Eröffnung der Sitzung, Feststellung der ordnungsgemäßen Ladung und Beschlussfähigkeit

1. Bürgermeisterin Liebermann eröffnet um 18:30 Uhr die öffentliche Gemeinderatssitzung und stellt die ordnungsgemäße Ladung sowie Beschlussfähigkeit fest.

TOP 2

Genehmigung des Protokolls der letzten öffentlichen Gemeinderatssitzung

Das Protokoll der letzten öffentlichen Gemeinderatssitzung ist allen Gemeinderatsmitgliedern zugegangen. Es wird angemerkt, dass es beim TOP „Errichtung einer Freiflächenphotovol-taikanlage auf der FlNr. 923 und der FlNr. 927 Gem. Schottenstein“ natürlich im Beschlussvorschlag heißen muss: „Der Gemeinderat stimmt der Geeignetheit der beantragten Fläche für eine Nutzung als Photovoltaikanlage zu“ statt „ab“. Nachdem sonst keine Einwände erhoben werden, lässt 1. Bürgermeisterin Nina Liebermann über das Protokoll abstimmen.

Beschluss:

Das Protokoll der letzten öffentlichen Gemeinderatssitzungen wird wie oben dargelegt genehmigt.

Abstimmungsergebnis:

Ja-Stimmen: 13

Nein-Stimmen: 0

TOP 3

Neuaufstellung des Integrierten Ländlichen Entwicklungskonzepts (ILEK) und Fortführung der interkommunalen Zusammenarbeit in der Initiative Rodachtal

Die Initiative Rodachtal wurde gegründet, um die interkommunale Zusammenarbeit zwischen den beteiligten Städten und Gemeinden zu stärken und eine gemeinsame strategische Entwicklung der Region zu ermöglichen. Grundlage dieser Zusammenarbeit ist das Integrierte Ländliche Entwicklungskonzept (ILEK) aus dem Jahr 2021.
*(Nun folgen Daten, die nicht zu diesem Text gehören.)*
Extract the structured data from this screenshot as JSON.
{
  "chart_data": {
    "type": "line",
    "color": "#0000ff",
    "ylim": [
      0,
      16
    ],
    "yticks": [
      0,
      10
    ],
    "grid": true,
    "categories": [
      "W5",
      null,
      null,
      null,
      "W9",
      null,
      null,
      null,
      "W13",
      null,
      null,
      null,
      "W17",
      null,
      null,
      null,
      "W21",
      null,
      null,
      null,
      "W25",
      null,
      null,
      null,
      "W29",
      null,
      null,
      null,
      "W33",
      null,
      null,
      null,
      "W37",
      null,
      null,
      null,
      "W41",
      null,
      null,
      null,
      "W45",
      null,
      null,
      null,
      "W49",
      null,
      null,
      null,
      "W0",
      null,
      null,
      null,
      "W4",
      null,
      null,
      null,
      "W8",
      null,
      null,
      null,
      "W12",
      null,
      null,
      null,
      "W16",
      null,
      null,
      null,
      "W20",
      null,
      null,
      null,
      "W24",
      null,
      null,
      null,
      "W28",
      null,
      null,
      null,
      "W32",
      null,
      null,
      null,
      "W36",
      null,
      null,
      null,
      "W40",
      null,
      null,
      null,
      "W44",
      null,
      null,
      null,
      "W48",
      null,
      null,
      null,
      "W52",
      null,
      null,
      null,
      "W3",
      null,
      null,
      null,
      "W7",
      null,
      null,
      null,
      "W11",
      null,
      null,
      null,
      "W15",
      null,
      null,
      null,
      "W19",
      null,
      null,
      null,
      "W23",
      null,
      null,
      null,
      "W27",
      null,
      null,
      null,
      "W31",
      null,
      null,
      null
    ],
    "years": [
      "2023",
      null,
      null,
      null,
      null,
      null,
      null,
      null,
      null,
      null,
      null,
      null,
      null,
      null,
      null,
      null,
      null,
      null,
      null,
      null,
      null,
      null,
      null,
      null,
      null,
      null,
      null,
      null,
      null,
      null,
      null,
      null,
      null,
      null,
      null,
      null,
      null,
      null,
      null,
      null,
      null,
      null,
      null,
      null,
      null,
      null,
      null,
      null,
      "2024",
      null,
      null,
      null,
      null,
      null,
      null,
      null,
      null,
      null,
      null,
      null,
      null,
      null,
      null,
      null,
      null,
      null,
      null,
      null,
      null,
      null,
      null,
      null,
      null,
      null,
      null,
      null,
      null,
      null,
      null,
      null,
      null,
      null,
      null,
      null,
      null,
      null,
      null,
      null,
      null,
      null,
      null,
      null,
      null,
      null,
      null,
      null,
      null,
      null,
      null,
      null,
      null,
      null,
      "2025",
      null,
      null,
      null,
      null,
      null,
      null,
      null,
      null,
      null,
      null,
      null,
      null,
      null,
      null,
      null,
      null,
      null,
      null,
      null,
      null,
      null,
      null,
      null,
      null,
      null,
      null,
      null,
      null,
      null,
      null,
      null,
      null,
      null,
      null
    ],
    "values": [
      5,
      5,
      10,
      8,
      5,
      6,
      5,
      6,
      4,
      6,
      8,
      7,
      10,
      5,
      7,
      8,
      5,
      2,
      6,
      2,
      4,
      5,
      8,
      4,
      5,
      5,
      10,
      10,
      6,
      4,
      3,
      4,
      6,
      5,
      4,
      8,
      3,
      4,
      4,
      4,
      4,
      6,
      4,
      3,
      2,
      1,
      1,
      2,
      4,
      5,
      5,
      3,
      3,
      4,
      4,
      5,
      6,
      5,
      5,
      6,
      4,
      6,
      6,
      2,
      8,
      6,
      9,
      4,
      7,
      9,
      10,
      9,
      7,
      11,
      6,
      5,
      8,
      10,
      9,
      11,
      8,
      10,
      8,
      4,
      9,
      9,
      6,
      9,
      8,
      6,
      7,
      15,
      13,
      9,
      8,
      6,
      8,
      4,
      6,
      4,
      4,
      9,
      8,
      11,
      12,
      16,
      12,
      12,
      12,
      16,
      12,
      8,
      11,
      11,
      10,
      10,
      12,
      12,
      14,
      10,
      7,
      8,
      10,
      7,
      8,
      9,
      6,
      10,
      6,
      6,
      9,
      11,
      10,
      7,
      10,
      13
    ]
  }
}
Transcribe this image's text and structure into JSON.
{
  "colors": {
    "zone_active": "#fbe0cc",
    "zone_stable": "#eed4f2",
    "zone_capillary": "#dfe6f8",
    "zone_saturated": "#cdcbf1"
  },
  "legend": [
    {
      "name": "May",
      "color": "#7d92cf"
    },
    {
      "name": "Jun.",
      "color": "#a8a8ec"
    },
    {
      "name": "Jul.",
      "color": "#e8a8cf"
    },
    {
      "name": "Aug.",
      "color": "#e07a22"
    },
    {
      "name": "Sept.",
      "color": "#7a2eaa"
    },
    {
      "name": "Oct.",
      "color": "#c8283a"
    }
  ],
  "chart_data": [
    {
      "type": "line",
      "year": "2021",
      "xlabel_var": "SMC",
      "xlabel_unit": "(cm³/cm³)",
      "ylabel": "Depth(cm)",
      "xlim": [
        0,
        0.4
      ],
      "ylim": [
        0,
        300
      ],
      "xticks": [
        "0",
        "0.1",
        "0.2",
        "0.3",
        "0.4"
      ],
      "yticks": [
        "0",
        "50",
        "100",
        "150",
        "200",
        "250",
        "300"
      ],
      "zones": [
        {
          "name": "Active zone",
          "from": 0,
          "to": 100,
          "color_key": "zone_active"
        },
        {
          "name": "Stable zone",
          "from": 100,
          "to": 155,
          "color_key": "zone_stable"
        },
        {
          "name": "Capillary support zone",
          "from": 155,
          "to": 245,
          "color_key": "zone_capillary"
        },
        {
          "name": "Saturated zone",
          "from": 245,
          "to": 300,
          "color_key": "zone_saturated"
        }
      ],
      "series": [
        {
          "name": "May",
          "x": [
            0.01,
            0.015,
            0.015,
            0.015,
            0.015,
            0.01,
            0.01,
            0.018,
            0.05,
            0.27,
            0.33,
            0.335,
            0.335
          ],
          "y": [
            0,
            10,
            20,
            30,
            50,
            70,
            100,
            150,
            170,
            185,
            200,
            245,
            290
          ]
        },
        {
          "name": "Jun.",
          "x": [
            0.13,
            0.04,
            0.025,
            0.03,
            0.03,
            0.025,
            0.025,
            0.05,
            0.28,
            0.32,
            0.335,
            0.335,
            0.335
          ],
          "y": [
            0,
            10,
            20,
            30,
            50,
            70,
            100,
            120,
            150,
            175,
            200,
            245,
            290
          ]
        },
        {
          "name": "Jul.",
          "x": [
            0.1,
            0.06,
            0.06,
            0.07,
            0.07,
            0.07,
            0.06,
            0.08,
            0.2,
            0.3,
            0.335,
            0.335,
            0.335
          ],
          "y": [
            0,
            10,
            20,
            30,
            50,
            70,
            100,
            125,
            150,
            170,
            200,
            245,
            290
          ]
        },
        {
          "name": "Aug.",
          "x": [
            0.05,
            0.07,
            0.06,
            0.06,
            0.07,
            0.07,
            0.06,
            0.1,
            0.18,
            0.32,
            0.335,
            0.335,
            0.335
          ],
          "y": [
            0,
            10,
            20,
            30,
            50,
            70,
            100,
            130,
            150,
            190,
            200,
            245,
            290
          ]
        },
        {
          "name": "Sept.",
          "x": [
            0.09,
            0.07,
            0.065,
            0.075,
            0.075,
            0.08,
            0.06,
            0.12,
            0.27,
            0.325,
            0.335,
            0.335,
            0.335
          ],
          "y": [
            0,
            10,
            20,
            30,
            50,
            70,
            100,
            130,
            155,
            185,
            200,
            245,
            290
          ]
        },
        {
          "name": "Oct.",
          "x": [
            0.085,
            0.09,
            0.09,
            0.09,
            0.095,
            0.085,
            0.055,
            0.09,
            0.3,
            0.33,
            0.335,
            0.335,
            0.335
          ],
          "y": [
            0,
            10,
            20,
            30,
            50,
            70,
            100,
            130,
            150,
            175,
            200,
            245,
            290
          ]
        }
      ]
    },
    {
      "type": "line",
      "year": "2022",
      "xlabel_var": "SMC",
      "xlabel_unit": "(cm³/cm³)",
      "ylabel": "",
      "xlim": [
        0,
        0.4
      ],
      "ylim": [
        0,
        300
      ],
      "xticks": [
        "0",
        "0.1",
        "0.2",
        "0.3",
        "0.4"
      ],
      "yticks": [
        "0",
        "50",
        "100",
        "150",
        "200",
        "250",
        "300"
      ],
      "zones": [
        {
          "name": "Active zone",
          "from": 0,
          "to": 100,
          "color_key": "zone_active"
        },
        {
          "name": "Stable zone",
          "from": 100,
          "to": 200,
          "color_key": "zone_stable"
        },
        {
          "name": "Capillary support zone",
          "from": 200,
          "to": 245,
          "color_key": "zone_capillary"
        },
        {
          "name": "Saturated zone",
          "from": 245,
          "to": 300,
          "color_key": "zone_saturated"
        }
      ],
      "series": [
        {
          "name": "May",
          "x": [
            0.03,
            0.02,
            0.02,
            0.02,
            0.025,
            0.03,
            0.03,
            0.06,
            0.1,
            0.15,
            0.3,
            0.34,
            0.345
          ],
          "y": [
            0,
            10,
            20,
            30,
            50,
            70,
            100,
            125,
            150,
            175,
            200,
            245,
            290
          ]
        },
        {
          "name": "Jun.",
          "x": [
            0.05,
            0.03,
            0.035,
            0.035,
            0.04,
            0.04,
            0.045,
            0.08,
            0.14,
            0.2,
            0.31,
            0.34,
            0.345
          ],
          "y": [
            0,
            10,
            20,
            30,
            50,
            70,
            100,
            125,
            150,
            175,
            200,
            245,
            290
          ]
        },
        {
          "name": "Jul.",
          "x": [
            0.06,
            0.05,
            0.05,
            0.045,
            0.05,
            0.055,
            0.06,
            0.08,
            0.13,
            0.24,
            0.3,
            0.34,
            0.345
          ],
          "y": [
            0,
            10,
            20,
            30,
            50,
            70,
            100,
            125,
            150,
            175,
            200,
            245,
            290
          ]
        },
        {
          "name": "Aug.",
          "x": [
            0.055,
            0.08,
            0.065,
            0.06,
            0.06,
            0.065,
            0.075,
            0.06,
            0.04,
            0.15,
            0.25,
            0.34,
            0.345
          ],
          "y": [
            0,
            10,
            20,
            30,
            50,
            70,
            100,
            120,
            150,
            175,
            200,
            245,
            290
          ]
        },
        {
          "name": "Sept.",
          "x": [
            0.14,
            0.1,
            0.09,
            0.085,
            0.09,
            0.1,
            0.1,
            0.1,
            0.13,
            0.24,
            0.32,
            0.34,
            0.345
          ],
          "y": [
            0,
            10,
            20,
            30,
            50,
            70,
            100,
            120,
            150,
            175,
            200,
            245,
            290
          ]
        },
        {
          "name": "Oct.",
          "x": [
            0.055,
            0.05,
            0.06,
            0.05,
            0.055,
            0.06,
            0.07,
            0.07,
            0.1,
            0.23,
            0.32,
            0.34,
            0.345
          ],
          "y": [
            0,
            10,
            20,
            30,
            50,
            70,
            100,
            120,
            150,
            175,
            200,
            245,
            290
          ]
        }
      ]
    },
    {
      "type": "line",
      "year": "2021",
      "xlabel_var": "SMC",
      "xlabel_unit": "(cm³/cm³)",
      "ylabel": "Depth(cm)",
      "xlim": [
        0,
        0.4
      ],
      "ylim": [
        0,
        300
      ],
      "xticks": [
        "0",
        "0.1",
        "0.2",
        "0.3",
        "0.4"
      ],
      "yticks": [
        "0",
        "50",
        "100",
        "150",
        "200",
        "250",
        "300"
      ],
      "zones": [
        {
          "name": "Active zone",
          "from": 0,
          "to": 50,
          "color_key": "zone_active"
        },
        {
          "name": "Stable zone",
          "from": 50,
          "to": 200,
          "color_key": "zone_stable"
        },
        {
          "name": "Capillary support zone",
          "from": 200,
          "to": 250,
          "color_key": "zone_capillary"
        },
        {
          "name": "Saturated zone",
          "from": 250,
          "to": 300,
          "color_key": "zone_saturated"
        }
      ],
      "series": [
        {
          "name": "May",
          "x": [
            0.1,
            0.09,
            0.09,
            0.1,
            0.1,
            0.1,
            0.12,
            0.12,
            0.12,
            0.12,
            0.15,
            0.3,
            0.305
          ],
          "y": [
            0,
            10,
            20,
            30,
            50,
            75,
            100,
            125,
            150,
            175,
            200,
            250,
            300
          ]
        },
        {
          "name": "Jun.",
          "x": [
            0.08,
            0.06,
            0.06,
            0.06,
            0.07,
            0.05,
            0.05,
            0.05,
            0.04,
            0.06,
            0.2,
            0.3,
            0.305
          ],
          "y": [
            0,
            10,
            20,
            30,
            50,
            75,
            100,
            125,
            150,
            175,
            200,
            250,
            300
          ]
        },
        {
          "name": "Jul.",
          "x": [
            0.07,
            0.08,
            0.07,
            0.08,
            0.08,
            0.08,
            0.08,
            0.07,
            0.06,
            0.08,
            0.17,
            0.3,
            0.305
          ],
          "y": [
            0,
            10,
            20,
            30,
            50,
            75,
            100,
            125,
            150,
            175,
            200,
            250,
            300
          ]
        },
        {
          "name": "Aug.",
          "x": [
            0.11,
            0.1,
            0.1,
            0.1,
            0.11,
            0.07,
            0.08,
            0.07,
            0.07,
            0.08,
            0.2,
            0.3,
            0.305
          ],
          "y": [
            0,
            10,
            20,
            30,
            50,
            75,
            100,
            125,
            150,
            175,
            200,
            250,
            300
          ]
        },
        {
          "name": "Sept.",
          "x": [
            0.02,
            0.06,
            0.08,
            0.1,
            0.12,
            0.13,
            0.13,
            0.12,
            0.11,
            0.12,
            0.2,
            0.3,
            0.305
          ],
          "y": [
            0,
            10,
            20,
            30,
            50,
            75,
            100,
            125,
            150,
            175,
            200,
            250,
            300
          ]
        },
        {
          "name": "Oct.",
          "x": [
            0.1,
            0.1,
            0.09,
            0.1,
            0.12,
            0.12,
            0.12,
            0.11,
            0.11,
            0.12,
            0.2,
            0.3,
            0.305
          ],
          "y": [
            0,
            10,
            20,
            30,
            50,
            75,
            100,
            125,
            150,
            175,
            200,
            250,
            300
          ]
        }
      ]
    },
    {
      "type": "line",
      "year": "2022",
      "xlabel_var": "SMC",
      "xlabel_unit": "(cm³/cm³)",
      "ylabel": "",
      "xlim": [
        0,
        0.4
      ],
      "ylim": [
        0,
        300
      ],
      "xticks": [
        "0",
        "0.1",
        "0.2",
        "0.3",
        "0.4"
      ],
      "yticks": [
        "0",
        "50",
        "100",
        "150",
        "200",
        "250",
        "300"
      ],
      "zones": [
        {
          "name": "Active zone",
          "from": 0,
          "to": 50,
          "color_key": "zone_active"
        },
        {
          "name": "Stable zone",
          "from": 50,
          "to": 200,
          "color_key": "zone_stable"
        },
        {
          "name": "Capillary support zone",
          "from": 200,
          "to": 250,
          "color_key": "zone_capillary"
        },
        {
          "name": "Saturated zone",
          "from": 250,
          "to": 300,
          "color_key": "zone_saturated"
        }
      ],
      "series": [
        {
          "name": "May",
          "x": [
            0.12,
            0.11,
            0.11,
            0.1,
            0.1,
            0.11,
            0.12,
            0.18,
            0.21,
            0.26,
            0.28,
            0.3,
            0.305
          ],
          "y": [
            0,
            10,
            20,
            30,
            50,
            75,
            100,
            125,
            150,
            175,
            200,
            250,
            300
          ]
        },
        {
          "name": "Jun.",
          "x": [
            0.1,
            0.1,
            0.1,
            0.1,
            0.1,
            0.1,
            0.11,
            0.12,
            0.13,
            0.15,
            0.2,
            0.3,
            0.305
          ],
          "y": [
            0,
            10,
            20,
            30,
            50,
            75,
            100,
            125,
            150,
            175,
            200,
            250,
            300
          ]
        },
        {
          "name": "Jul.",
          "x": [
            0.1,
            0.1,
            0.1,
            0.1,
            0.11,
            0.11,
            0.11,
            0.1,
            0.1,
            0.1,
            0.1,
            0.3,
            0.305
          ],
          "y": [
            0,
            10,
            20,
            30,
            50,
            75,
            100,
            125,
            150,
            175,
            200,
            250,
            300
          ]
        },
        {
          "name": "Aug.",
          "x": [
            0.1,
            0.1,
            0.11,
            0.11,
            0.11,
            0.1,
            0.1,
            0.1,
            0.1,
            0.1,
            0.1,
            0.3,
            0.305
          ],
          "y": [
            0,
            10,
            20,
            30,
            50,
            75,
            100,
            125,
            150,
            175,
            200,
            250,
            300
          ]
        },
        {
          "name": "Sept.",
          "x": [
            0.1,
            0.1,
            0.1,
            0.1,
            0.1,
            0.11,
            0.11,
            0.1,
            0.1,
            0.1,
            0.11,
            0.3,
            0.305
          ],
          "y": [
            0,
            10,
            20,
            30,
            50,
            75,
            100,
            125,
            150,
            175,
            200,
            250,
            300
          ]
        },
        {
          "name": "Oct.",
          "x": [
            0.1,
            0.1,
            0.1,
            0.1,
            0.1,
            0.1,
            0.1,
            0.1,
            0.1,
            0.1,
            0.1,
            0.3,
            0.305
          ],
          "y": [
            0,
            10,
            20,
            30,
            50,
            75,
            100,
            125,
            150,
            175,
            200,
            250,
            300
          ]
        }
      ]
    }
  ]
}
Das bestehende Konzept hat in den vergangenen Jahren maßgeblich dazu beigetragen, Projekte in den Bereichen Siedlungsentwicklung (Bauen & Wohnen), Engagement & Ehrenamt oder Tourismus umzusetzen. Aufgrund veränderter Rahmenbedingungen – etwa im Hinblick auf Klimaschutz, Digitalisierung und demografische Entwicklungen – ist eine inhaltliche und strategische Neuaufstellung des ILEK erforderlich.

Im Rahmen der Initiative Rodachtal wurde daher – in Abstimmung mit dem Amt für ländliche Entwicklung - beschlossen, das ILEK neu aufzustellen und die interkommunale Zusammenarbeit fortzuführen. Die Federführung und Koordination der Neuaufstellung übernimmt das Regionalmanagement. Dieses wird die Beteiligung der Städte und Gemeinden, der Fachbehörden und der Bürgerschaft sicherstellen und die fachliche Abstimmung mit der Verwaltung für Ländliche Entwicklung begleiten.

Ziel der Neuaufstellung ist es, die Ergebnisse der Strategieklausur fortzuführen und die bisherigen Handlungsfelder zu überprüfen, neue Schwerpunkte zu definieren und die Grundlage für eine nachhaltige und zukunftsfähige Regionalentwicklung zu schaffen.

Beschluss:

Die Gemeinde Itzgrund stellt das Integrierte Ländliche Entwicklungskonzept (ILEK) auf Grundlage der Strategieklausur (Mai 2025) neu auf und setzt die interkommunale Zusammenarbeit in der Initiative Rodachtal fort.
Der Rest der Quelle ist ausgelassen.